Let us apply Hooke law.

Then, we have:

mg = ks

8 = k4

k = 8/4

k = 2

Provided that the mass weighing 8 lbs is attached to a spring.

Then, we can divide it by gravity 32 ft/s².

∴

m = 8/32

m = 1/4 slugs

The medium that offers the damping force $\beta = \sqrt{2}$

Now, let us set up a differential equation that explains the motion of the spring-mass system.

The general equation is:

$mx '' + \beta x' + kx = 0$

where;

$m = \dfrac{1}{4}$

k = 2,  and

$\beta = \sqrt{2}$

Then;

$\dfrac{1}{4}x'' + \sqrt{2} x' + 2x = 0$

By solving the above equation, the auxiliary equation is:

$m^2 + 4 \sqrt{2} m + 8n = 0$

Using quadratic formula:

$\dfrac{-b \pm \sqrt{b^2 -4ac}}{2a}$

$m = \dfrac{-4 \sqrt{2} \pm \sqrt{(4 \sqrt{2})^2 -4(1)(8) }}{2}$

$m = \dfrac{-4 \sqrt{2} \pm \sqrt{32 -32 }}{2}$

$m = -2 \sqrt{2}$

Since this is a repeated root, the solution to their differential equation took the form.

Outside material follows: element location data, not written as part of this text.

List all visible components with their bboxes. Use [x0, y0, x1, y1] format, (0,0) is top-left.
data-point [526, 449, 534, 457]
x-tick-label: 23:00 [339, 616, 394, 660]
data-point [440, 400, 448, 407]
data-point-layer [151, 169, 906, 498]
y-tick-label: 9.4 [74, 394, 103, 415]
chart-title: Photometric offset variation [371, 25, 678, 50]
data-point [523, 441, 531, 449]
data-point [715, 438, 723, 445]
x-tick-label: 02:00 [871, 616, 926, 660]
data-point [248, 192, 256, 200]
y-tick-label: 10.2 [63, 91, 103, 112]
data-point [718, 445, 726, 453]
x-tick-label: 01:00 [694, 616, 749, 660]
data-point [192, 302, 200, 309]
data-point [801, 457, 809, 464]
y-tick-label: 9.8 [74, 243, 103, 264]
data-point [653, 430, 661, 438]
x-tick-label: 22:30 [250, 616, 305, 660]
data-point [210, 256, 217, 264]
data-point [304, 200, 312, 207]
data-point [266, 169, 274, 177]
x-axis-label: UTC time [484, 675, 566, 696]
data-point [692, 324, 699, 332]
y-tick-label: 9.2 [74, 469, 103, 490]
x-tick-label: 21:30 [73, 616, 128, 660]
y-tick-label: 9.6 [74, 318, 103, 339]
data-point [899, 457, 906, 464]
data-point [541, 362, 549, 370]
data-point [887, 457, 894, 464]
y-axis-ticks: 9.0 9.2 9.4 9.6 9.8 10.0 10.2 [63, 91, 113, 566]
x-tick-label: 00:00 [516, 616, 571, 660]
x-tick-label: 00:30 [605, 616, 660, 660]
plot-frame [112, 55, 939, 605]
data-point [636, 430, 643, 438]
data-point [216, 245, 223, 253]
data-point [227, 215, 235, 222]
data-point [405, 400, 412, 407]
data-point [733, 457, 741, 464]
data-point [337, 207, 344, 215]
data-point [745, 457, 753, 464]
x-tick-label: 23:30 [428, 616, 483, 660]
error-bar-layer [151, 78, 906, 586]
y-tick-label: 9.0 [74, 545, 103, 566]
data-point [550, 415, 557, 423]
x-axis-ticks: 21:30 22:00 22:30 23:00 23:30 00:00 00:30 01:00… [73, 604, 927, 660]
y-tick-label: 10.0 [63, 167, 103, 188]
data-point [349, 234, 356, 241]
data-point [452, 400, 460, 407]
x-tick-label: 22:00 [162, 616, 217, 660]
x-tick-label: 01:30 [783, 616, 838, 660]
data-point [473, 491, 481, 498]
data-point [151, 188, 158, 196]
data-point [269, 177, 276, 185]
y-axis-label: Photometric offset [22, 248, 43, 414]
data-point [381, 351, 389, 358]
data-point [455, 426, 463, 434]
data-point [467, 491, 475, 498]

$x_c = c_1 e^{mt} + c_2 t e^{mt}$

$x_c = c_1 e^{-2\sqrt{2} t} + c_2 t e^{-2\sqrt{2} t}$

From the initial condition.

At equilibrium position where the mass is being from:

x(0) = 0

Also, at the downward velocity of 3 ft/s

x'(0) = 3

Then, at the first initial condition:

$x_c (0) = c_1 e^{-2\sqrt{2} *0} + c_2 (0) e^{-2\sqrt{2} *0}$

$0= c_1 e^{0} + 0$

$0= c_1$

At the second initial condition;

$x' = -2 \sqrt{2} c_1 e^{-2 \sqrt{2} t } -2 \sqrt{2} c_2 t e^{-2 \sqrt{2} t } + c_2 e^{-2 \sqrt{2} t}$

where;

x'(0) = 3

$x' (0) = -2 \sqrt{2} c_1 e^{-2 \sqrt{2}* 0 } -2 \sqrt{2} c_2 (0) e^{-2 \sqrt{2} *0 } + c_2 e^{-2 \sqrt{2} *0}$

$3 = -2 \sqrt{2} * 0 *e^0 - 0 + c_2 e^0$

$3 = 0 + c_2$

$3 = c_2$

Replacing in the constraints, the equation of the motion is:

$\mathbf{x = 3te ^{-2 \sqrt{2t}}}$